One Hour Photo

Robin Williams has a deep, soothing voice that has too often been used in movies to quietly tell us how we can save ourselves. “Patch Adams,” “Jakob the Liar,” “Bicentennial Man,” “Jack” — all of these (and others) were sanctimonious pictures where Williams played the Wise Clown meant to show us the way.

It is wonderful, then, to see that sonorous voice used for evil, not good, in “One Hour Photo,” which will surely be one of the most thrilling films of the year. For this time Williams is not a slightly off-beat fellow whose disarming but gentle humor guides the rest of humanity along the path to enlightenment. No, this time Williams is a psychotic man who buys a big knife and might kill someone with it.

Williams plays Sy Parrish, a loner and a perfectionist who works at the photo counter at a suburban Wal-Mart-type store. He has worked there for 11 years and in that time has come to know some of the regular customeres very well. In particular, he is attached to the Yorkins — William (Michael Vartan) and Nina (Connie Nielsen) and their little boy, Jacob (Dylan Smith). He’s been developing their photos ever since they were married. Why, he feels like he’s part of the family himself!

Trouble is, the Yorkins think of Sy as “the photo guy,” the fellow at the store whose name and face they know, and nothing more. Sy is experiencing unrequited love at its most heartbreaking — and at its creepiest.

His obsession with the family becomes a threat when he learns a secret harbored by one of its members. That’s when the awkward, uncomfortable moments between Sy and the Yorkins give way to more deliberate, unsettling behavior.

In a voice-over narration, Sy observes that we only take pictures of happy things. “Someone looking through our photo album would conclude we had led a joyous, happy existence.” Clearly, this is not the case for Sy. We don’t know what his photo album would include; indeed, we don’t know much about him at all. In fact, the one revelation about his background is the one fault the movie has. It was creepier not knowing what made him this way than it is for the reason to be given, and for it to be such a trite one.

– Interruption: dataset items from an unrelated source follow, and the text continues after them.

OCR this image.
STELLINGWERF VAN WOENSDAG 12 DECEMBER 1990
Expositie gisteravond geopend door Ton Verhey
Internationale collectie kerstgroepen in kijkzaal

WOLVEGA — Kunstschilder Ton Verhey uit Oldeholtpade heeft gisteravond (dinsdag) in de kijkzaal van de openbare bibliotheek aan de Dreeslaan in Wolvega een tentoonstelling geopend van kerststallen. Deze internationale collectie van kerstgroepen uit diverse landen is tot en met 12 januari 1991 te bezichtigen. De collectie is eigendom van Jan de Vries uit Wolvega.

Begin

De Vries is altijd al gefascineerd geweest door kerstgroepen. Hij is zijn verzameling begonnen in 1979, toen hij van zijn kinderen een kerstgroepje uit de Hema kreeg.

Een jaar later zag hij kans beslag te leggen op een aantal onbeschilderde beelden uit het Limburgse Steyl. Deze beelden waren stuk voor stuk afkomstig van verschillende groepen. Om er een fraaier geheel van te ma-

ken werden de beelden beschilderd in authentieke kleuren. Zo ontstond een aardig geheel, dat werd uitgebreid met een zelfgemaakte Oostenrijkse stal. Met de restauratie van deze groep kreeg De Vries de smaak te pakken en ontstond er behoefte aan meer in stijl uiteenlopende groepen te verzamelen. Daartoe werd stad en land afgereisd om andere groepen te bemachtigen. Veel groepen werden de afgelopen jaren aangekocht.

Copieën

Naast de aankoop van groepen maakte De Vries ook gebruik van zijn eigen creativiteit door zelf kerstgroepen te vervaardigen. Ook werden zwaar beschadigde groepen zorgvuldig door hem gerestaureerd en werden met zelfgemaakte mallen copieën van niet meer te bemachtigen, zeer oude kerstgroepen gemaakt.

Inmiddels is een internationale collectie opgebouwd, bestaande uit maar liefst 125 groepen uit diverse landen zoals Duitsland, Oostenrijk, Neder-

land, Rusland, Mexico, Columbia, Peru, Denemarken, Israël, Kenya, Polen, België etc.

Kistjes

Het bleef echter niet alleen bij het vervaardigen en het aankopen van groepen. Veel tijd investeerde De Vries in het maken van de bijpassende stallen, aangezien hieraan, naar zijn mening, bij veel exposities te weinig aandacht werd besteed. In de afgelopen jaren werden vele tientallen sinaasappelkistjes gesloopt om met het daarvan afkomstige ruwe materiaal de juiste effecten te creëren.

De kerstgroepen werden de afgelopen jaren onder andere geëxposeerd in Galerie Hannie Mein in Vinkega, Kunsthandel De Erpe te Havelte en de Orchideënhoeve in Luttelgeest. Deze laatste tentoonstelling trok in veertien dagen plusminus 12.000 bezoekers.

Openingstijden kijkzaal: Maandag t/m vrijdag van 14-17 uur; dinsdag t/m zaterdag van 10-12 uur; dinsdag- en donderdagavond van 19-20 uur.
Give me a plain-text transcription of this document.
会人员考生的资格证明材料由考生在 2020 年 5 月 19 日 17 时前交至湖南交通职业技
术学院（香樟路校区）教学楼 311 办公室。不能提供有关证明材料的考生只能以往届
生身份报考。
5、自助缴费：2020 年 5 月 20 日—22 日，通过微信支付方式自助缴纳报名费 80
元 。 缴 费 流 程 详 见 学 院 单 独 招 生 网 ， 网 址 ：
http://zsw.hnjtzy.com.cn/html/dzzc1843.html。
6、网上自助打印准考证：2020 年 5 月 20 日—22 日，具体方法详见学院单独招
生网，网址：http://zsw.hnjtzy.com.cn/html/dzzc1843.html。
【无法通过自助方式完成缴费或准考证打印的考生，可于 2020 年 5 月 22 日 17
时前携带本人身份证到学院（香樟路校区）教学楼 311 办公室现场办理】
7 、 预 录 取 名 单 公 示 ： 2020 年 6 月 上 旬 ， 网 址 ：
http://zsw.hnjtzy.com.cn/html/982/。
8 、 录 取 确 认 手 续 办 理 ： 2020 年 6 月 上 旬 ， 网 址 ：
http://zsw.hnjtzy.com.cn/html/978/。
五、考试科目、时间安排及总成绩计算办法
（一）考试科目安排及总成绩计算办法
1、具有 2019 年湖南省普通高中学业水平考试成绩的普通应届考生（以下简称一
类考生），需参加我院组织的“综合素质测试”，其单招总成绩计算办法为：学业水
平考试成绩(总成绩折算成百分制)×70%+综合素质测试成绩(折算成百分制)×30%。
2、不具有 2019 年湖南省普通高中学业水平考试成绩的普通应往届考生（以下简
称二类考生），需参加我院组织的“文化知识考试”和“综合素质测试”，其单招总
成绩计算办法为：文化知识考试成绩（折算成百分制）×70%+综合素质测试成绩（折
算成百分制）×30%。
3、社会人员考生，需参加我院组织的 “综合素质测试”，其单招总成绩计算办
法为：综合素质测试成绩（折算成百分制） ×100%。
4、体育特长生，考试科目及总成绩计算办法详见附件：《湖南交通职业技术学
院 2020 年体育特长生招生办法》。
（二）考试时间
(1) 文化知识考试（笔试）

Writer/director Mark Romanek has done extensive work in music videos, and the more positive attributes of that medium — a visual storytelling style, an eye for effective camera movement — are brought to bear in this, his first feature film. Together with cinematographer Jeff Cronenweth, Romanek puts Sy in a lot of sterile, all-white environments, isolates him from the world, covers his eyes with a car’s rearview mirror — things that have been done before, yes, but all that means is that Romanek has learned from the masters. If he keeps this up, Romanek could join David Fincher and the Coen Brothers as one of the best visual directors working today.

Robin Williams is not the only one to suddenly display a gift for understatement. The film’s musical score is by German industrial musicians Reinhold Heil and Johnny Klimek, and it is perfect. Rather than forcing us to be scared by having the music lunge at us, the tones complement the film. One of the movie’s most supremely creepy moments is at Sy’s lonely apartment, when the camera pulls back to reveal a huge wall of 11 years’ worth of Yorkin family photos, put up as a shrine to the family he desperately wants to be part of. It’s a spine-tingling sight already, but the music sends it over the edge.

No acting career was ever in such need of, nor was able to achieve, a re-defining like “One Hour Photo” does for Robin Williams. We knew he could be a fantastic actor when he wanted to be, but we’d forgotten, what with all the syrupy family crap he’s been doing lately. “One Hour Photo” is haunting and ominous, written, directed and acted nearly to perfection.

A (; R, harsh profanity, some strong nudity, some strong sexuality.)